There are none. If the probability distributions of two quantum states do NOT overlap (which will be true for any pair of quantum states which are orthogonal), then they cannot have any ontic state in common. That is what "do not overlap" means.

The definition of psi-epistemic is that there is at least one pair of quantum states whose probability distributions DO overlap, i.e., have an ontic state in common. Such quantum states cannot be orthogonal to each other, but the single-qubit quantum states ##|0\rangle## and ##|+\rangle## meet this requirement: they are not orthogonal, and so in a psi-epistemic model they can have an ontic state in common.

The first quote you gave from @Demystifier is saying the same thing, just looked at from the opposite direction, so to speak. If no two quantum states have probability distributions that overlap, which means we have a psi-ontic model, then any ontic state can only be contained in the probability distribution of one quantum state, which means that the ontic state uniquely determines the quantum state. In a psi-epistemic model, the ontic state does not uniquely determine the quantum state, since there are at least some ontic states which are contained in the probability distributions of more than one quantum state.

 

[DrChinese]

1. There are none.
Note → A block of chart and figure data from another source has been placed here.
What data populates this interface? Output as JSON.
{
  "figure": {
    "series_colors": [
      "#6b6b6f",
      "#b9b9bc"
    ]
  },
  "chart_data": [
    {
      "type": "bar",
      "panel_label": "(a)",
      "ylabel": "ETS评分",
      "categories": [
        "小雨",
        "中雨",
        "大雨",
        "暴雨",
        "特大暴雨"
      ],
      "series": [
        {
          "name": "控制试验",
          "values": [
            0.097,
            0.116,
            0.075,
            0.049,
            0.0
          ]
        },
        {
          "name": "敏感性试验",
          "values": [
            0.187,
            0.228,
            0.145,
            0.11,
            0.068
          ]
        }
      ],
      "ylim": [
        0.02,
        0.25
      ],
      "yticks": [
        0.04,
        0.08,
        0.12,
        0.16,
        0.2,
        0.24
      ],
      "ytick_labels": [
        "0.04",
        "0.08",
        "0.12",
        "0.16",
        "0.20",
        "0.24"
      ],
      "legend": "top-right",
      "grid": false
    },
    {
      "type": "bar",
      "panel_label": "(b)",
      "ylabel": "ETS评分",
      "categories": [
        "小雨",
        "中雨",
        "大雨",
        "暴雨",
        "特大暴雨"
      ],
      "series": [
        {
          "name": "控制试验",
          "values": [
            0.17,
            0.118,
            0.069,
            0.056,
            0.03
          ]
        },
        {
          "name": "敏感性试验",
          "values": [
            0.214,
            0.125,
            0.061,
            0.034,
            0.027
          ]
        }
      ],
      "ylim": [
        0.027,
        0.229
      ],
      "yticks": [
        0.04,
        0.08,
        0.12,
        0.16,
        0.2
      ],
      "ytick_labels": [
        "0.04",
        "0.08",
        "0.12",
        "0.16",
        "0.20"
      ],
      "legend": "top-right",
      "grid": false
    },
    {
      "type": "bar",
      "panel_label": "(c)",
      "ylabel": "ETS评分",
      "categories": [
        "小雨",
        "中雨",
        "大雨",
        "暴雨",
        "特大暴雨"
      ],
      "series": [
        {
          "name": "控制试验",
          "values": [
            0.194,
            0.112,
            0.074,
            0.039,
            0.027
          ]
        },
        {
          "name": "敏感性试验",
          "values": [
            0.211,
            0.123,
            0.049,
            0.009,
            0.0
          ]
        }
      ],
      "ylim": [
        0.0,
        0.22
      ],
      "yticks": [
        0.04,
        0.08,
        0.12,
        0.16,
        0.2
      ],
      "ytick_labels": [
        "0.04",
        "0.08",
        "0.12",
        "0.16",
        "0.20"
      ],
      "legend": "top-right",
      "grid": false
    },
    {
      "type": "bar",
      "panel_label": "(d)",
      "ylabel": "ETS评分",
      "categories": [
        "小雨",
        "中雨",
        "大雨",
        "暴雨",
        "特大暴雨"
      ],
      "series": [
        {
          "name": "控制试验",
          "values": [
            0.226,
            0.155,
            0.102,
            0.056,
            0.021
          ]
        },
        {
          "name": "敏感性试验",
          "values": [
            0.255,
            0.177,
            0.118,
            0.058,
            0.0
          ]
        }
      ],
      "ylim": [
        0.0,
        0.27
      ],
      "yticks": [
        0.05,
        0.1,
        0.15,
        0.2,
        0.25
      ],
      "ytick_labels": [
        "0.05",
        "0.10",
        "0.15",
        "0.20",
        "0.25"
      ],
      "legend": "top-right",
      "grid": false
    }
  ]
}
If the probability distributions of two quantum states do NOT overlap (which will be true for any pair of quantum states which are orthogonal), then they cannot have any ontic state in common. That is what "do not overlap" means.
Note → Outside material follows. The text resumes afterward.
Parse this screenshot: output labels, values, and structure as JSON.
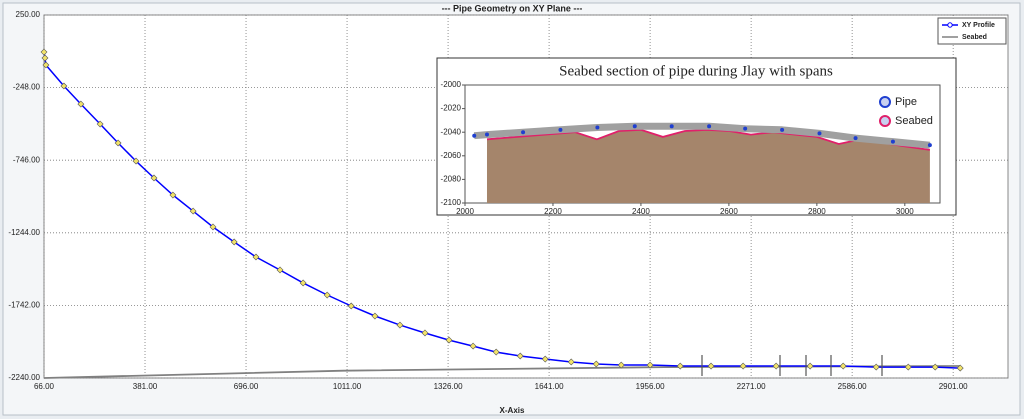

2. The definition of psi-epistemic is that there is at least one pair of quantum states whose probability distributions DO overlap, i.e., have an ontic state in common. Such quantum states cannot be orthogonal to each other, but the single-qubit quantum states ##|0\rangle## and ##|+\rangle## meet this requirement: they are not orthogonal, and so in a psi-epistemic model they can have an ontic state in common.

You say above in 1. that there are none. Yet, the PBR theorem is that 2. is not true for their case, so there must be "at least one pair of quantum states whose probability distributions do [NOT] overlap [for some single ontic state]". I am trying to label each element of the argument properly. I can see that the 4 entangled states each preclude 1 input possibility (anti-distinguishable). But I am failing to see what overlap is NOT occurring that would occur in your 2.

 

[PeterDonis]

You say above in 1. that there are none.

There are none for orthogonal quantum states.

the PBR theorem is that 2. is not true for their case

The PBR theorem is that, given their assumptions (which I am saying must include one additional assumption that they do not address), a psi-epistemic model cannot reproduce the predictions of QM. It is not that 2. is not true for the model they consider; the model they consider is psi-epistemic, and 2. is true for it. The theorem purports to prove that this model cannot reproduce the predictions of QM; but that does not mean 2. is not true for that model.

 

[PeterDonis]

The PBR theorem is that, given their assumptions (which I am saying must include one additional assumption that they do not address), a psi-epistemic model cannot reproduce the predictions of QM. It is not that 2. is not true for the model they consider; the model they consider is psi-epistemic, and 2. is true for it. The theorem purports to prove that this model cannot reproduce the predictions of QM; but that does not mean 2. is not true for that model.

Maybe it will help to restate this more schematically thus: the form of the PBR theorem argument is not

"This model cannot reproduce the predictions of QM if 2. is true, therefore 2. is not true for this model."

The form of the PBR argument is

"This model, in which 2. is true, cannot reproduce the predictions of QM."

 

[PeterDonis]

there must be "at least one pair of quantum states whose probability distributions do [NOT] overlap [for some single ontic state]"

This doesn't make sense. If two probability distributions do not overlap, they cannot have any ontic state in common; that is what "do not overlap" means. So "do not overlap for some single ontic state" is a contradiction in terms.